In the face of scarcity the crew started drinking more milk and eating more bread than before. It was as if, and likely was, that the realization this “resource” would soon be wiped out, pushed the crew to “get theirs” or risk being left with nothing. I too found myself eating more peanut butter and honey sandwiches than before, with the thought, these guys are eating so much if I don’t snag an extra sandwich here and there I might not get anything.
Within a day we ran out of milk, we were out of bread in a little less than two.
As fishermen we deal with scarce resources for a living, albeit most times a scarcity of our own making.
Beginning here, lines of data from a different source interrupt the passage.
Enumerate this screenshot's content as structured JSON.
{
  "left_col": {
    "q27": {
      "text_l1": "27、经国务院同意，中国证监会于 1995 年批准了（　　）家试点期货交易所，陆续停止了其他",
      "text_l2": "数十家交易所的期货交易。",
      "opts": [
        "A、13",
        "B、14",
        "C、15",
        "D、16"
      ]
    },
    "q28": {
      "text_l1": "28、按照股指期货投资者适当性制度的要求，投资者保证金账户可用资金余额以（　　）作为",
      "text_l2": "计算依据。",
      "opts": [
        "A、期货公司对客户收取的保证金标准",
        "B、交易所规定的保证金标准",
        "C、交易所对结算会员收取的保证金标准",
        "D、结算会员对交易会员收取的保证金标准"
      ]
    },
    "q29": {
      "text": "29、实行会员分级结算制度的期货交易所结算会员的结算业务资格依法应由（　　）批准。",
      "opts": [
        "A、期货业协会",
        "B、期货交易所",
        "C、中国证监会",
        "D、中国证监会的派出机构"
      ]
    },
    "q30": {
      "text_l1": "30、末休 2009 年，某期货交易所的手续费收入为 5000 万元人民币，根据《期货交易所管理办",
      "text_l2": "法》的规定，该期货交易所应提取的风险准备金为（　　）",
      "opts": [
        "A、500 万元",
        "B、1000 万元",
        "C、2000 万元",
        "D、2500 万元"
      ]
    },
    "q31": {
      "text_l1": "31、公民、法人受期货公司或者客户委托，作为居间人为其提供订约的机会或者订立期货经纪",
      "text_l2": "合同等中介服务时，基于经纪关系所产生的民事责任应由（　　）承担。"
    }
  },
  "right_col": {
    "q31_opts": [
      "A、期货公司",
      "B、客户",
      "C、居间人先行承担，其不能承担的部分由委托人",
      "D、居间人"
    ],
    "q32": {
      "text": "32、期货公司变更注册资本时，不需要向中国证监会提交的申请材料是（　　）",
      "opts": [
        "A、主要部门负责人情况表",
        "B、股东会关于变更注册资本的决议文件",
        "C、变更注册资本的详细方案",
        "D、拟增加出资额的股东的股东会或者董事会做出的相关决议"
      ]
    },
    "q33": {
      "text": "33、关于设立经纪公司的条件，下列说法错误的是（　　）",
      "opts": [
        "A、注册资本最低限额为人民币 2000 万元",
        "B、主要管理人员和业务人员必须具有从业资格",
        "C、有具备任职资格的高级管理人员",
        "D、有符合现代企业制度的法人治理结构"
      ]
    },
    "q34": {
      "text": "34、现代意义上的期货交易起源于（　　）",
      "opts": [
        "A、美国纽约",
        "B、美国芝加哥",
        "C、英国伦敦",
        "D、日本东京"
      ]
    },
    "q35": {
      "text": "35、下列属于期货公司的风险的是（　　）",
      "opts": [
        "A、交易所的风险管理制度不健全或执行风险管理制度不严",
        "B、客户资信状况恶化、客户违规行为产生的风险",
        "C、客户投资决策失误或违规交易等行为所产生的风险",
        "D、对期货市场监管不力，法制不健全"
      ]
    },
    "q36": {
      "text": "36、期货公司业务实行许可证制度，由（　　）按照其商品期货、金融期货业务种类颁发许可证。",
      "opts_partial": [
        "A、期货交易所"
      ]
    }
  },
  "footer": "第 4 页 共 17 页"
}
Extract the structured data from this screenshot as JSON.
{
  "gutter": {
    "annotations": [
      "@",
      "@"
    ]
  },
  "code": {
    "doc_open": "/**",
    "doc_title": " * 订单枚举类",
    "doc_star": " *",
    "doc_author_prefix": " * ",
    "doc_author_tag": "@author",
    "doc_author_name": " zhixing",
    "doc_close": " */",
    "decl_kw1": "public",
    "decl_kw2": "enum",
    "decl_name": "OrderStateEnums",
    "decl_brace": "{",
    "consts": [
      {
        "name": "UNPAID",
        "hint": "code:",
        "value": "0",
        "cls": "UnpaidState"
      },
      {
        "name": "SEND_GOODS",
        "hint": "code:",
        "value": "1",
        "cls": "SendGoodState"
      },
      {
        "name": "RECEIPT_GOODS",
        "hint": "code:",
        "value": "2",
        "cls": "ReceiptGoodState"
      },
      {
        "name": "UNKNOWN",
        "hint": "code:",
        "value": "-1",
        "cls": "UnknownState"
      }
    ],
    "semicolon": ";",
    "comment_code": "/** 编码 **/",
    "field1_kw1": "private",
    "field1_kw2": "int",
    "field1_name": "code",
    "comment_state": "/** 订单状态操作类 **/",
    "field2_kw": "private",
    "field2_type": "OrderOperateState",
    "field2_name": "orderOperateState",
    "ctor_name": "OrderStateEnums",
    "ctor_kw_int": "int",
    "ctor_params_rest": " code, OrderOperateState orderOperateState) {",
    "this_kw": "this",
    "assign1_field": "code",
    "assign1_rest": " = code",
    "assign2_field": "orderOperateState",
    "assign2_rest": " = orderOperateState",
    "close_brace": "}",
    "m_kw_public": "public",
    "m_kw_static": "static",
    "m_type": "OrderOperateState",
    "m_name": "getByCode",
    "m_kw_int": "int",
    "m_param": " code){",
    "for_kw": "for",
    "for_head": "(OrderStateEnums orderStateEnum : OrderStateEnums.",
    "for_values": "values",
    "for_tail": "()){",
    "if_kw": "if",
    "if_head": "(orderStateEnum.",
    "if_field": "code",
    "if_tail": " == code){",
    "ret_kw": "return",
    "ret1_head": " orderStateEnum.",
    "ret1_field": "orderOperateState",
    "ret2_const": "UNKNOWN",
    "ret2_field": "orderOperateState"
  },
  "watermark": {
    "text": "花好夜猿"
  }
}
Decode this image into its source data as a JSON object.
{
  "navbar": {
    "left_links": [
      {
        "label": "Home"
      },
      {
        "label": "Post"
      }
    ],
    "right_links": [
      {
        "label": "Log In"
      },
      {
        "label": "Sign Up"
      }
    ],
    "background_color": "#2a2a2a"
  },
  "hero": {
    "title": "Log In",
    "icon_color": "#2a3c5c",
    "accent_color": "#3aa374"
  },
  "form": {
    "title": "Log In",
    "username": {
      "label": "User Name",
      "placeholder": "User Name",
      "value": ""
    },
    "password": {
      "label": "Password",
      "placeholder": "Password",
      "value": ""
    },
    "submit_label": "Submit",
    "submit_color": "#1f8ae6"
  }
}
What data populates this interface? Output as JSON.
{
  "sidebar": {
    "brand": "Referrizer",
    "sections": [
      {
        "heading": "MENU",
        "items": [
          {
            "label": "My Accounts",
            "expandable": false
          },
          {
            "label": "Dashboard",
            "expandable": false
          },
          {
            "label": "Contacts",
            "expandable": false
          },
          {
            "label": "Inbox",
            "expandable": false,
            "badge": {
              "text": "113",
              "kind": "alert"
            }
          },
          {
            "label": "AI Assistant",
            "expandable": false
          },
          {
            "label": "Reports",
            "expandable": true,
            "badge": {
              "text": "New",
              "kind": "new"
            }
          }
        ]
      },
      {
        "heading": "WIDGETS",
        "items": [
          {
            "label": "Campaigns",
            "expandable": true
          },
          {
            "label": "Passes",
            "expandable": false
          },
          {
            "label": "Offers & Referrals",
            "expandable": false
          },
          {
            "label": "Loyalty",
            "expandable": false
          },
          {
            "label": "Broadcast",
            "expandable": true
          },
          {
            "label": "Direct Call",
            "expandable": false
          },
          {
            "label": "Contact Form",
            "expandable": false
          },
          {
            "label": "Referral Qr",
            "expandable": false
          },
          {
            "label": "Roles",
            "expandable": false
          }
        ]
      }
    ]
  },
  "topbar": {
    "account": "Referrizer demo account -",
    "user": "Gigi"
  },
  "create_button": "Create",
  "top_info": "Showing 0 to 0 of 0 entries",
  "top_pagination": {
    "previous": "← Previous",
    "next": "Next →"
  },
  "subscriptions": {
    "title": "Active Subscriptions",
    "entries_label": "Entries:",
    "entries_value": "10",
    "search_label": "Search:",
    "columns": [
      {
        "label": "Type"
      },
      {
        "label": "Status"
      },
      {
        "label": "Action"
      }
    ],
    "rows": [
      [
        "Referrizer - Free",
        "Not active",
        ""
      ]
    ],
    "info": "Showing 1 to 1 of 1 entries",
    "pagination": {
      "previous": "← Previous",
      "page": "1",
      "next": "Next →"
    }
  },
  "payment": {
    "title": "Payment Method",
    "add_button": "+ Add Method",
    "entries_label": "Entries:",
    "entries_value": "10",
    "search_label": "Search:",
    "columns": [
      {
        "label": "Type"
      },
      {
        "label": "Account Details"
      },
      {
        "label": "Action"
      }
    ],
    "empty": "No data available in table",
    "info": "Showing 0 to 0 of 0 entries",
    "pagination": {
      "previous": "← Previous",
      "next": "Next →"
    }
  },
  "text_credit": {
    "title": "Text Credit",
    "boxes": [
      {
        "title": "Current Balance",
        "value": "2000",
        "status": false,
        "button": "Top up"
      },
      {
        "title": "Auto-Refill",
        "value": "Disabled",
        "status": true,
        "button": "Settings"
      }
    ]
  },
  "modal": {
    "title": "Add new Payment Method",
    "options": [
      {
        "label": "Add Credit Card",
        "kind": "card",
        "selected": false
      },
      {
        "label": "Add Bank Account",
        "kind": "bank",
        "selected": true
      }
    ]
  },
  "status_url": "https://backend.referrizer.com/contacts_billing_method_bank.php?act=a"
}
At times the scarcity works in our benefit by yielding higher market prices, but all in all the scarcity of much of the remaining stocks of fish is detrimental to our future livelihoods.
I fear our natural impulse—for both fishermen and greater humanity—in the face of scarcity is to get what we can rather than sustain what is left. This seems to hold true whether we’re talking about milk, bread, fish or any resource for that matter.
One of the best points Paul Greenberg made in his New York Times Bestseller Four Fish, is that fishermen, by and large, will deplete a new stock from abundance to scarcity, only then do regulatory agencies step in. Unfortunately, “they tend to manage to preserve the status quo of scarcity, rather than reestablish a historically correct abundance.”
This begs the question, one which seems contrary to my horizontal principles, is the only way to fight the natural impulse to “get yours” through a top-down regulatory intervention? As fishermen we will work as hard as we can to catch as much fish as we legally can—or every last one in the absence of legality. A big payday is one of the only reasons one would endure such sleepless misery. Conservation of the prey is often the last thought of the hunter when the taste of blood is near, or is it?
There seems to be competing images of fishermen, one as shortsighted pillagers, the other as ecologically connected yeomen concerned with the long-term preservation of the resource. I have seen truth and fallacy in both. There is also the industrial-artisanal distinction, but where the two are demarcated is unclear. I work for sole-proprietors, captains who are independent businessmen, yet to operate profitably year-round a capital investment of $1 or $2 million is often required. I have also seen both pillagers and stewards on both sides of the fuzzy industrial-artisanal divide.
What is clear is that in an industrial setting resource management will almost always be dictated in top-down manner, normally through corporately-vetted governmental policy. Only in the artisanal is there space for a more democratic bottom-up management approach. But for the bottom-up approach to really work we’d have to first kick all of the anti-science dumbasses out of fishing, process be damned. To quote Greenberg quoting former cod fisherman, MacArthur ‘“genius” and staunch fisherman-as-empowered-ecological-steward advocate Ted Ames, “‘Your right to fish should be won and lost on your willingness to comply with credible science.’”
The bread and milk shortage on my recent fishing trip for Pacific cod isn’t the perfect analogy to managing a dwindling resource, yet it does highlight what seems to be our almost primal urge in the face of scarcity. While Jesus fed the multitude with a scarce two fish and five loaves of bread, as the story goes, we’ll only feed the multitude if we collectively find the restraint to nurse our fisheries back to abundance from this self-created scarcity.